Ob die Insassen des Busses am U-Bahnhof Eberswalder Straße das wussten, lässt sich nicht mehr sagen. Spätestens jedoch, als sie umringt von hunderten Menschen im schwarz-rot-goldenen Siegestaumel zum Anhalten und Aussteigen gezwungen wurden, dürften sie es geahnt haben. Etwa 800 Menschen blockierten bis Mitternacht die Kreuzung. Die Polizei ließ sie gewähren und regelte nach Kräften den Verkehr. Busse wurden umgeleitet, der Tramverkehr war unterbrochen. „Bei so was räumen wir nicht“, erklärte ein Polizeisprecher. „Da ist Fingerspitzengefühl gefragt.“ Und auch BVG-Sprecher Klaus Wazlak sagte, er halte „Wasserwerfer für eine unangemessene Reaktion.“ Dennoch, so richtig zufrieden kann die BVG mit der neuen Partylocation im Herzen Prenzlauer Bergs nicht sein. „Wir akzeptieren, dass die Leute feiern, aber wir würden uns wünschen, dass sie es nicht auf der Straße tun.“ Dabei blieb am Mittwoch alles friedlich. Beim letzten Spiel gegen Australien kletterten Fußballfans auf Busdächer, schlugen gegen die Scheiben. Einige Fahrer berichteten sogar, es seien Rauchbomben in die Fahrgasträume geworfen worden. Diese Beschädigungen seien natürlich zu verurteilen, sagt Wazlak. Generell könne man aber nichts gegen spontane Zusammenkünfte ausrichten. Das sei eben „der Preis der Großstadt.“ Den Public-Viewing-Veranstaltern macht er derweil keinen Vorwurf. In jeder Bar, in jedem Späti stehen hier Großbildfernseher. Die Kulturbrauerei lockt mit bis zu 4000 Besuchern die meisten Fans nach Prenzlauer Berg.
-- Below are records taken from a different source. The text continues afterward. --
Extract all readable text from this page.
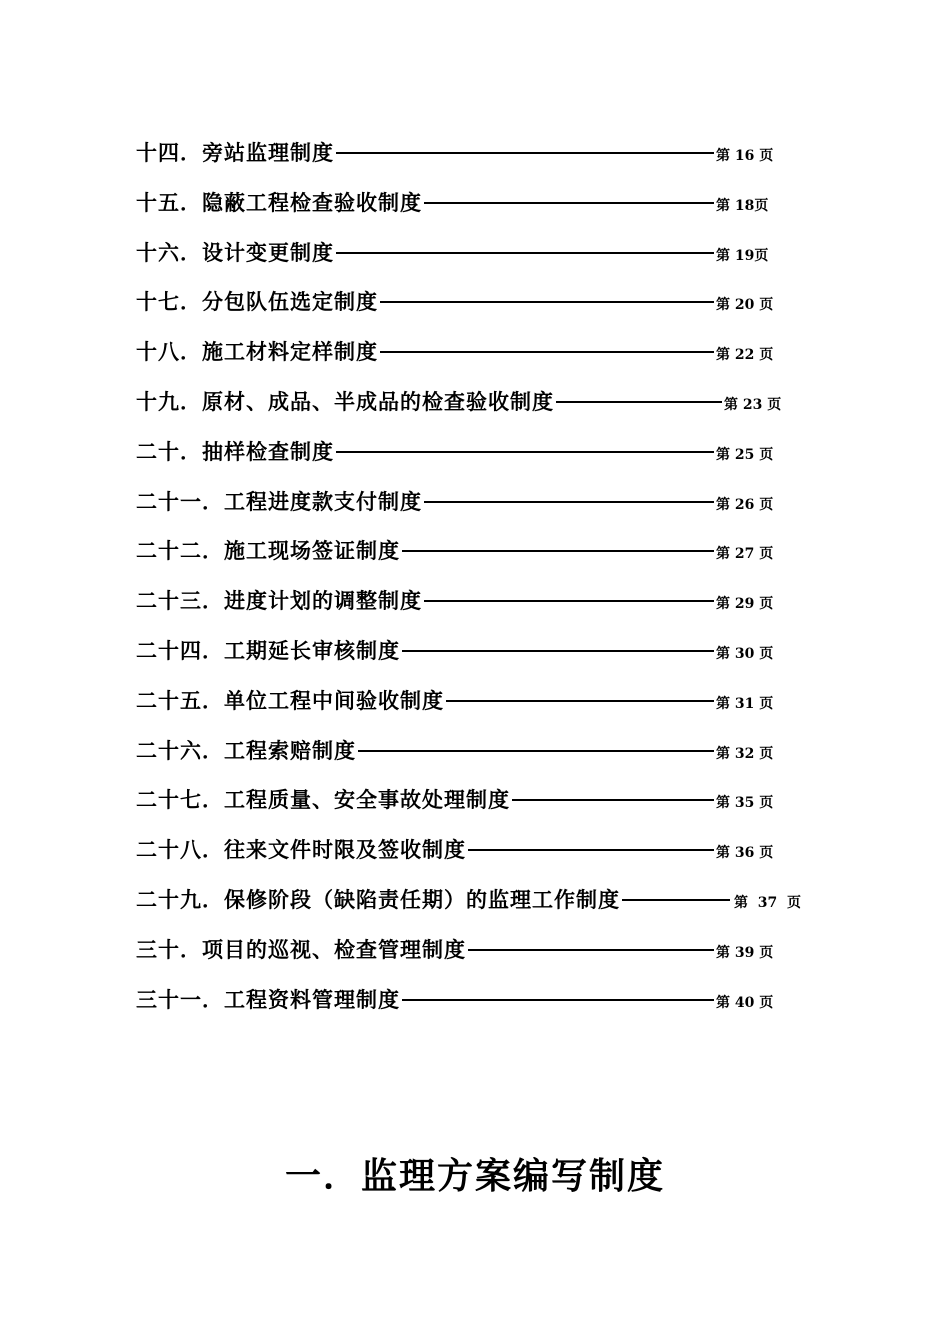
十四．旁站监理制度	第 16 页
十五．隐蔽工程检查验收制度	第 18页
十六．设计变更制度	第 19页
十七．分包队伍选定制度	第 20 页
十八．施工材料定样制度	第 22 页
十九．原材、成品、半成品的检查验收制度	第 23 页
二十．抽样检查制度	第 25 页
二十一．工程进度款支付制度	第 26 页
二十二．施工现场签证制度	第 27 页
二十三．进度计划的调整制度	第 29 页
二十四．工期延长审核制度	第 30 页
二十五．单位工程中间验收制度	第 31 页
二十六．工程索赔制度	第 32 页
二十七．工程质量、安全事故处理制度	第 35 页
二十八．往来文件时限及签收制度	第 36 页
二十九．保修阶段（缺陷责任期）的监理工作制度	第  37  页
三十．项目的巡视、检查管理制度	第 39 页
三十一．工程资料管理制度	第 40 页
一．监理方案编写制度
Lächerlich wenig, verglichen mit der Fanmeile auf der Straße des 17. Juni, wo etwa 200 000 das Spiel verfolgten. Sofort nach Abpfiff versammelten sich laut Polizei bis zu 6500 Fans auf dem Ku’damm. 150 mit Flaggen und Seitenspiegelschonern in Deutschlandfarben geschmückten Fahrzeuge bildeten einen Autokorso. Erst gegen 2 Uhr nachts, als die Stadtreinigung die Straße wieder befahrbar gemacht hatte, konnte der Verkehr freigegeben werden. Das Resultat einer „fröhlichen und ausgelassenen“ Feier, wie ein Polizeisprecher am Donnerstag Morgen bilanzierte. Friedlich sei alles gewesen. Nur im Märkischen Viertel lieferten sich 60 Jugendliche ein Scharmützel mit der Polizei. Und auch die 74 Personen, die die Polizei im Zusammenhang mit dem Fußballspiel wegen Körperverletzung, Diebstahls oder Beleidigung festnehmen musste, können das friedliche Fanfest in ganz Berlin kaum überschatten.

An die Staus an Spieltagen mit deutscher Beteiligung wird man sich aber gewöhnen müssen. „Das lässt sich leider nicht vermeiden“, sagt Claudia Lehmann, Sprecherin der Kulturbrauerei. Und sogar BVG-Sprecher Wazlak nimmt die neue inoffizielle Fanmeile auf der Schönhauser Allee gelassen. „Wenn Deutschland bei der WM ausscheidet, wird sich das Problem von selbst lösen“, sprach’s und lässt vermutlich zum ersten Mal die Berliner hoffen, dass Busse und Bahnen noch lange zu spät kommen.